Following treatment, slightly over one-third of participants experienced a reduction in TWH to below the safety threshold of 80 µV, primarily among those with initially TWH levels around 100 µV. This finding could suggest that individuals with lower baseline TWH are more likely to experience significant treatment benefits, aligning with safer TWH levels post-treatment.
However, patients’ responses to the treatment varied, as indicated by the wide distribution and high standard deviation of observed changes. This variation could be clinically significant, suggesting that while there is a general trend towards TWH reduction, individual reactions to the treatment can vary significantly. Surprisingly, a few patients experienced an increase in TWH after the intervention. This finding, emerging from this pilot study, signals a complexity that exceeds the initial scope of the research but warrants future investigation.

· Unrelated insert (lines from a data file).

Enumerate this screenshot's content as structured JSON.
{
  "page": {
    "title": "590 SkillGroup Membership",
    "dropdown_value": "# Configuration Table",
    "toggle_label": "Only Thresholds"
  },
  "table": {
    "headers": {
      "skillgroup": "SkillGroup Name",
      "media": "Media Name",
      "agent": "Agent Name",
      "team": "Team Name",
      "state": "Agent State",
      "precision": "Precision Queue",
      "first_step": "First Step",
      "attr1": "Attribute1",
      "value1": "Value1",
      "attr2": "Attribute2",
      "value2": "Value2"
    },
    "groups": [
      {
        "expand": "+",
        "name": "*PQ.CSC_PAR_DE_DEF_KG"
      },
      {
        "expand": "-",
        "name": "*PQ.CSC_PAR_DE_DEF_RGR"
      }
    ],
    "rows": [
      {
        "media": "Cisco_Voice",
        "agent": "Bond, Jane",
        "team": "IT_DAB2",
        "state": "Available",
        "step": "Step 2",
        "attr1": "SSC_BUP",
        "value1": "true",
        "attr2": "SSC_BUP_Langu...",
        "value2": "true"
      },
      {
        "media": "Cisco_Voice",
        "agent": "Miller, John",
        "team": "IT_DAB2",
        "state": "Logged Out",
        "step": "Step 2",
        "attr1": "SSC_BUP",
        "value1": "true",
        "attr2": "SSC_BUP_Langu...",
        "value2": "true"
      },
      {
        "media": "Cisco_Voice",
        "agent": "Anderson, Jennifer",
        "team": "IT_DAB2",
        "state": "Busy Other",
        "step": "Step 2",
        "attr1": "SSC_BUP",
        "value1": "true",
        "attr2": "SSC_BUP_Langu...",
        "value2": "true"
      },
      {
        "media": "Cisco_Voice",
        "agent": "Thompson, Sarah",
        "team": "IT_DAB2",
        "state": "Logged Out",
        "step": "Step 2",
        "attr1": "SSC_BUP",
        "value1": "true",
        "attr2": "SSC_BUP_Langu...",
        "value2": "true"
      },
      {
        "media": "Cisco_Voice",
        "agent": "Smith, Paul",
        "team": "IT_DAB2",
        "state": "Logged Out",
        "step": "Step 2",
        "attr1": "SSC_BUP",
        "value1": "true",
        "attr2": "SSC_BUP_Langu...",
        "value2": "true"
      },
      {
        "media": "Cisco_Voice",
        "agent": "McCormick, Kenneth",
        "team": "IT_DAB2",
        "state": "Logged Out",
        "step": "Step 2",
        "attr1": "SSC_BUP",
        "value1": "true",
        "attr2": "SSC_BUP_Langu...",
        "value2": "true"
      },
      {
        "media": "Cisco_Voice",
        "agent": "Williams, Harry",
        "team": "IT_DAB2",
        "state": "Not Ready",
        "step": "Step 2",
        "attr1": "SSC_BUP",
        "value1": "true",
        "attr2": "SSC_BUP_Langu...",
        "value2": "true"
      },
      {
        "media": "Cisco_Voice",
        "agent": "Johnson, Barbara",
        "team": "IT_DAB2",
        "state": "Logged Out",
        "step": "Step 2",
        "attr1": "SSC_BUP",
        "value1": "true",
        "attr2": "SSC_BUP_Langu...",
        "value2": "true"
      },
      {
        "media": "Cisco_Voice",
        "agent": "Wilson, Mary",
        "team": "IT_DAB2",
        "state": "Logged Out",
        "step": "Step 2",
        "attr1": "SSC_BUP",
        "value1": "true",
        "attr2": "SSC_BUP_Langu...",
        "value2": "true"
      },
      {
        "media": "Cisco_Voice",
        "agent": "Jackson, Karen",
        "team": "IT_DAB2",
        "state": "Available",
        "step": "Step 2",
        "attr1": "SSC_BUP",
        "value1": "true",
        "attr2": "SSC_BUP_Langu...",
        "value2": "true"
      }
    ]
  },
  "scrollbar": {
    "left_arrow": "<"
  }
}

Our study faces certain limitations, including a small sample size and limited duration, which may affect the generalizability of our results. Additionally, the particular demographics of our patient cohort call for careful consideration when applying these findings to wider populations. To substantiate and broaden our conclusions, future research should involve larger, more varied groups and longer observation times.

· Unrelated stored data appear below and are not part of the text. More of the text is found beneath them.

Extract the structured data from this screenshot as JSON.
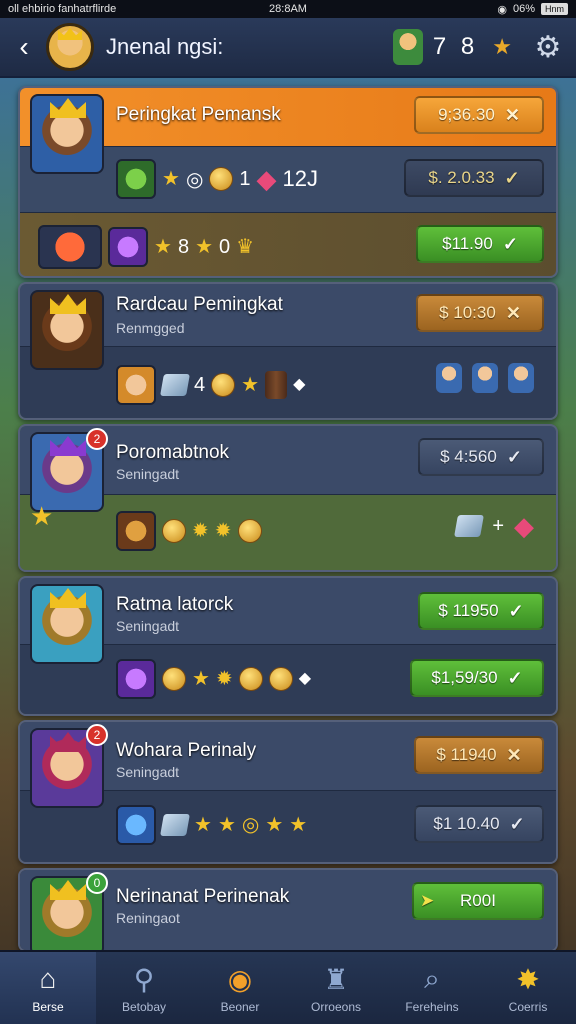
{
  "status": {
    "left": "oll ehbirio fanhatrflirde",
    "time": "28:8AM",
    "battery": "06%",
    "right_extra": "Hnm"
  },
  "header": {
    "title": "Jnenal ngsi:",
    "count": "7 8"
  },
  "cards": [
    {
      "title": "Peringkat Pemansk",
      "price1": "9;36.30",
      "price1_icon": "✕",
      "mid_text": "1",
      "mid_num": "12J",
      "price2": "$. 2.0.33",
      "price2_icon": "✓",
      "bot_text": "8",
      "bot_text2": "0",
      "price3": "$11.90",
      "price3_icon": "✓"
    },
    {
      "title": "Rardcau Pemingkat",
      "sub": "Renmgged",
      "price1": "$ 10:30",
      "price1_icon": "✕",
      "mid_text": "4"
    },
    {
      "title": "Poromabtnok",
      "sub": "Seningadt",
      "price1": "$ 4:560",
      "price1_icon": "✓",
      "badge": "2",
      "plus": "+"
    },
    {
      "title": "Ratma latorck",
      "sub": "Seningadt",
      "price1": "$ 11950",
      "price1_icon": "✓",
      "price2": "$1,59/30",
      "price2_icon": "✓"
    },
    {
      "title": "Wohara Perinaly",
      "sub": "Seningadt",
      "price1": "$ 11940",
      "price1_icon": "✕",
      "price2": "$1 10.40",
      "price2_icon": "✓",
      "badge": "2"
    },
    {
      "title": "Nerinanat Perinenak",
      "sub": "Reningaot",
      "price1": "R00I",
      "badge": "0"
    }
  ],
  "nav": [
    {
      "label": "Berse"
    },
    {
      "label": "Betobay"
    },
    {
      "label": "Beoner"
    },
    {
      "label": "Orroeons"
    },
    {
      "label": "Fereheins"
    },
    {
      "label": "Coerris"
    }
  ],
  "colors": {
    "accent_orange": "#e77a18",
    "accent_green": "#3a8f24",
    "bg_panel": "#2f3c56"
  }
}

The exact molecular mechanisms by which empagliflozin attenuates ventricular arrhythmogenesis remain to be fully elucidated. This gap highlights an opportunity for future research, particularly at the molecular and cellular levels, to unravel the intricate pathways involved in the antiarrhythmic effects of SGLT2 inhibitors.
Our findings add a piece to the complex puzzle of cardiovascular management in diabetes mellitus, underscoring empagliflozin's potential in mitigating arrhythmic risks. While enhancing our understanding of empagliflozin’s cardiovascular benefits, our study paves the way for novel research directions and clinical applications, promising significant advancements in patient care.